There was a point to Europe’s long freezing winter after all. It was to make Gazprom that little bit richer. Russia’s gas export monopoly exported 6 percent more gas to Europe and elsewhere from January to March than in the same period in 2012, at an average price 3 percent higher, first-quarter numbers showed on September 4th. Something similar will happen this year (weather aside) as gas demand reflects a stronger European economy. But this is not a good thing – it entrenches Europe’s and Gazprom’s mutual dependency.
Europe’s gas supply conundrum is as intractable as ever. Despite repeated vows to ease its dependence on Russia and Gazprom – which is the source of a quarter of Europe’s gas supply – events conspire against that aim. Faltering domestic supply from the likes of Norway, the UK and the Netherlands (usually because of maintenance) is one intermittent reason. Another is instability in north Africa, which interrupts supplies from there. So Europe will continue to rely on Gazprom and its bottomless supply.
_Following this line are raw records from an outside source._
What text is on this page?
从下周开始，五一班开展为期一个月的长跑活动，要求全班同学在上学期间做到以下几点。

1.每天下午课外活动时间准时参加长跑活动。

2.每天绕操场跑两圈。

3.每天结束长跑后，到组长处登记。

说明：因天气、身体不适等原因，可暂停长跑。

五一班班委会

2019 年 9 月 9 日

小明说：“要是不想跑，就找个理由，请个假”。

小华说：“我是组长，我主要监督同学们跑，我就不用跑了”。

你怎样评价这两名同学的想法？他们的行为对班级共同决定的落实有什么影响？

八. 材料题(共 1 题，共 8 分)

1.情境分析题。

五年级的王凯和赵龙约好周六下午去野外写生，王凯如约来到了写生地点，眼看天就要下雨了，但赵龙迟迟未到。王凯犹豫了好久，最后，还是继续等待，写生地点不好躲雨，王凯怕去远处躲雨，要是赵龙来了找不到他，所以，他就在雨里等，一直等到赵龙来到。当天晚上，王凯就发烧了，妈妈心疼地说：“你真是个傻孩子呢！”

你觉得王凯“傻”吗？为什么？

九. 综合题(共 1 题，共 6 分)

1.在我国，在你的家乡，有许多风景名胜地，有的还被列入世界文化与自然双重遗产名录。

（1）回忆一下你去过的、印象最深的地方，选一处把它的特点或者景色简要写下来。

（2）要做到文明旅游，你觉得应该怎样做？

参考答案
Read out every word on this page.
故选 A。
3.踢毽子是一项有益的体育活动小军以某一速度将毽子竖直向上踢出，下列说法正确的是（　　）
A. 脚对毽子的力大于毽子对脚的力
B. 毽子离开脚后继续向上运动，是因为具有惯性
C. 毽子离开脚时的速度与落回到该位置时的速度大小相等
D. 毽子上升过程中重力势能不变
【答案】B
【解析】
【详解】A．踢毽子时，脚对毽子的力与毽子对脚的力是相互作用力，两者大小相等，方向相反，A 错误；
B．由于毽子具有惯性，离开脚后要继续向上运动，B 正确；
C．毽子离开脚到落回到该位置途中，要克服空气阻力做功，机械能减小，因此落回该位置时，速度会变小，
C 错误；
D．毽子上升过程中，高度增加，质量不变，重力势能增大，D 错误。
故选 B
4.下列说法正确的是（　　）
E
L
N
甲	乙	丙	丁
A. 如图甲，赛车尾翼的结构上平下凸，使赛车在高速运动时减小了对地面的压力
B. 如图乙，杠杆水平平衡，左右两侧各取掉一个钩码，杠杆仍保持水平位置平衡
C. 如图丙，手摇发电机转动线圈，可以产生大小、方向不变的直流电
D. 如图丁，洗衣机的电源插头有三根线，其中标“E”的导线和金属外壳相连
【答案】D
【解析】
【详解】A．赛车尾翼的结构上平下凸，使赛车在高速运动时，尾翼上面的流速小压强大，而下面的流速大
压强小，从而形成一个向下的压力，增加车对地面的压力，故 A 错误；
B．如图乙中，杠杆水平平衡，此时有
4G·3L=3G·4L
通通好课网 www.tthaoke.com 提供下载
That ought to mean that Gazprom is sitting pretty. To a degree, it is: as long as demand from Europe stays strong, it can rake in the cash and resist efforts inside Russia to erode its monopoly. Investors are catching up with this scenario. Gazprom’s US dollar-denominated shares fell two-thirds between April 2011 and June of this year. But the fall under $6.50 appears to be one of those moments that leads to a tentative re-rating – the shares have climbed to $7.80, valuing Gazprom at $92bn. If demand remains in its favour, Gazprom may enjoy a brief re-rating. Its structural challenges – a huge, inefficient capital spending programme, the threat to its export and domestic market position and the shale revolution – will remain. Gazprom will only become more investor-friendly when it reforms its unsustainable business model.